Were I to buy one to try right now, it would probably be the sinclair 4000.
If I'm going through the trouble of neck turning, I'm going for as close to uniform neck dimension as possible, within the thickness range I'm looking for. Sometimes you can get that by just going 30-50% removal. However, in my experience, 80% or more is required to get uniform thickness around the circumference of the neck.
Thanks. I’ll order a cutter up and see what I can manage.
Also, and I do realize this is a long shot, but does anyone have any load data or even a starting point for 168gr-class solid copper bullets?
I’m thinking I’ll probably start at 70 by the half grain looking for pressure unless someone can suggest something better.
@ragnarnar Seems like an alright plan.
tackyp last edited by tackyp
Did a quick work up with 168 LRXs once. 7 mag though. Let me look for it.
No need. I tried it today with the same bullets and H1000.
Pressure at 72 and wipe at 72.5
I think there’s a node in the 70.2-70.8 range. Velocity looks mid 3000’s.
I’m jumping 60 thou
Ok, I had a chance to do some more work with the 7LRM.
Before I get into the nittty gritty I just need to restate that Travis is a genius. This rifle shoots like a laser beam. If I do my part the rifle will put 180 VLD's into a group under a quarter inch with ease.
To work on this concentricity issue I took 30 pieces of brass, left ten of them unturned, turned ten of them down to .015 and the last ten down to .0145.
The .015 gives me about 50% of the neck turned and the .0145 gives me about 90% of the neck turned. I'm unwilling to go much further than this due to brass life concerns.
Loaded them all with the same 70.5gr H1000/180VLD load and shot them for groups. (While its unrelated, I got the best result with the unturned brass. I suspect I'm the limiting factor here because the .0145 groups were the next best.)
Took them home and checked them for concentricity. Out of the chamber the unturned brass gives me the best result, about 1.5 thou eccentric. The two neck turned batches give me about 2 thou eccentricity. (again not sure why this is the case, it seems counter-intuitive to me)
After sizing, I had introduced runout up to the 2.5 to 3 thou range. This leads me to suspect the die itself being the culprit because of the 30 pieces I never was able to get a piece of brass to have less than 2.5 thou TIR.

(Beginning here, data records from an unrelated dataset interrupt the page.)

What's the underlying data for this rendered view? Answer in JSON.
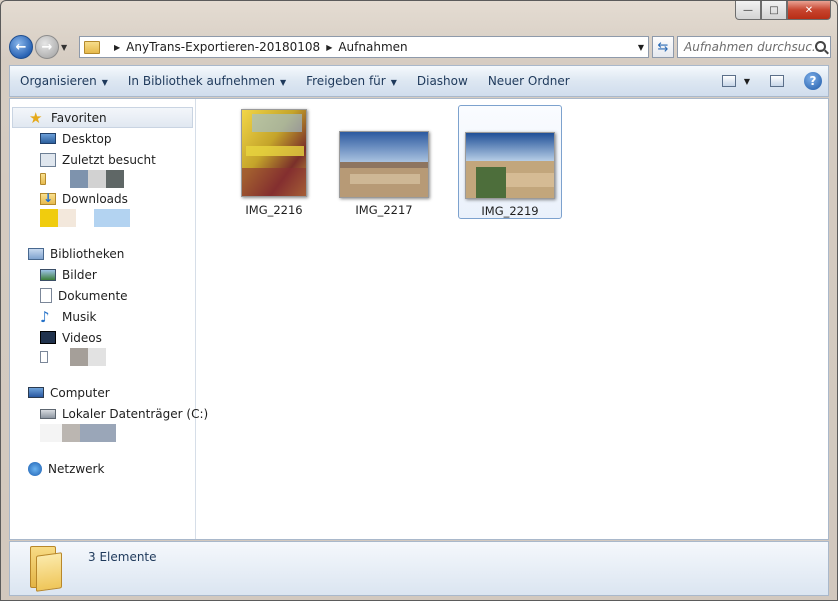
{
  "window": {
    "caption_min": "—",
    "caption_max": "□",
    "caption_close": "✕"
  },
  "address": {
    "segments": [
      "AnyTrans-Exportieren-20180108",
      "Aufnahmen"
    ],
    "search_placeholder": "Aufnahmen durchsuc..."
  },
  "toolbar": {
    "items": [
      "Organisieren",
      "In Bibliothek aufnehmen",
      "Freigeben für",
      "Diashow",
      "Neuer Ordner"
    ]
  },
  "sidebar": {
    "favorites": {
      "label": "Favoriten",
      "items": [
        "Desktop",
        "Zuletzt besucht",
        "Downloads"
      ]
    },
    "libraries": {
      "label": "Bibliotheken",
      "items": [
        "Bilder",
        "Dokumente",
        "Musik",
        "Videos"
      ]
    },
    "computer": {
      "label": "Computer",
      "items": [
        "Lokaler Datenträger (C:)"
      ]
    },
    "network": {
      "label": "Netzwerk"
    }
  },
  "files": [
    {
      "name": "IMG_2216",
      "selected": false
    },
    {
      "name": "IMG_2217",
      "selected": false
    },
    {
      "name": "IMG_2219",
      "selected": true
    }
  ],
  "details": {
    "count_text": "3 Elemente"
  }
}
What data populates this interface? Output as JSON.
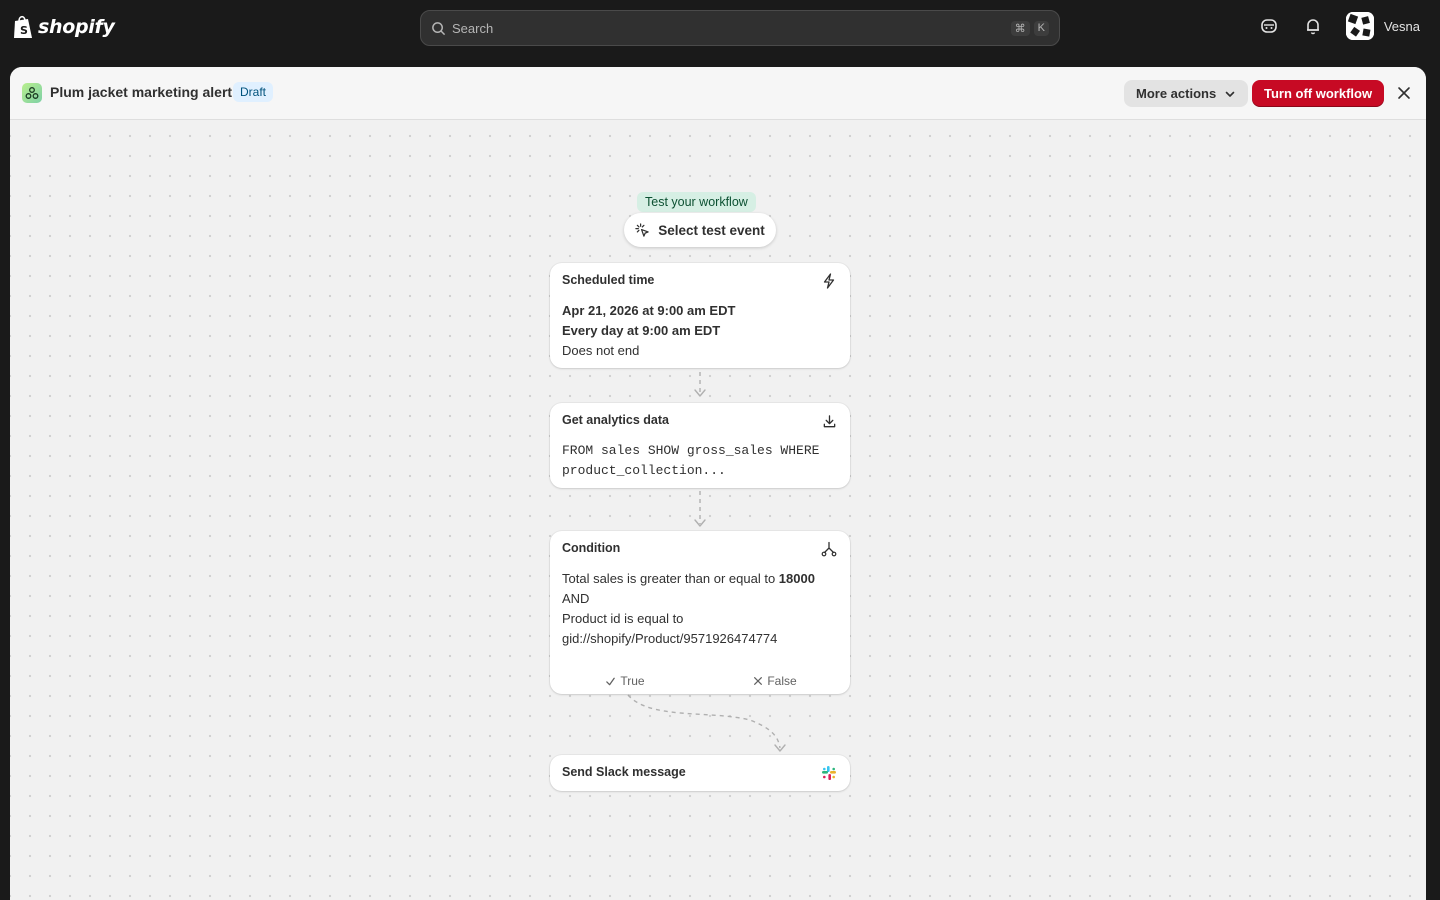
{
  "app": {
    "brand": "shopify",
    "user_name": "Vesna"
  },
  "search": {
    "placeholder": "Search",
    "shortcut_keys": [
      "⌘",
      "K"
    ]
  },
  "header": {
    "title": "Plum jacket marketing alert",
    "status_badge": "Draft",
    "more_actions_label": "More actions",
    "turn_off_label": "Turn off workflow"
  },
  "test": {
    "label": "Test your workflow",
    "button_label": "Select test event"
  },
  "steps": {
    "trigger": {
      "title": "Scheduled time",
      "line1": "Apr 21, 2026 at 9:00 am EDT",
      "line2": "Every day at 9:00 am EDT",
      "line3": "Does not end",
      "icon": "lightning-icon"
    },
    "analytics": {
      "title": "Get analytics data",
      "query_line1": "FROM sales SHOW gross_sales WHERE",
      "query_line2": "product_collection...",
      "icon": "download-icon"
    },
    "condition": {
      "title": "Condition",
      "rule1_text": "Total sales is greater than or equal to ",
      "rule1_value": "18000",
      "operator": "AND",
      "rule2_text": "Product id is equal to",
      "rule2_value": "gid://shopify/Product/9571926474774",
      "true_label": "True",
      "false_label": "False",
      "icon": "branch-icon"
    },
    "slack": {
      "title": "Send Slack message",
      "icon": "slack-icon"
    }
  },
  "colors": {
    "danger": "#c70a24",
    "badge_bg": "#e0f0ff",
    "test_bg": "#d6efe4"
  }
}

The only other thing I could see it being at this point is a matter of me oversizing, because the brass comes out of the chamber around .319-.320, gets sized down by the die .309 and then takes the bullet about .311. However it seems to me that random chance would give me at least a single piece of brass in that 0-1 thou runout range were this the case.
As always, I'd appreciate some input and guidance. Unless anyone can think of something else to try I think I'm going to give Whidden a call tomorrow and see what he has to say about getting the die checked and replaced.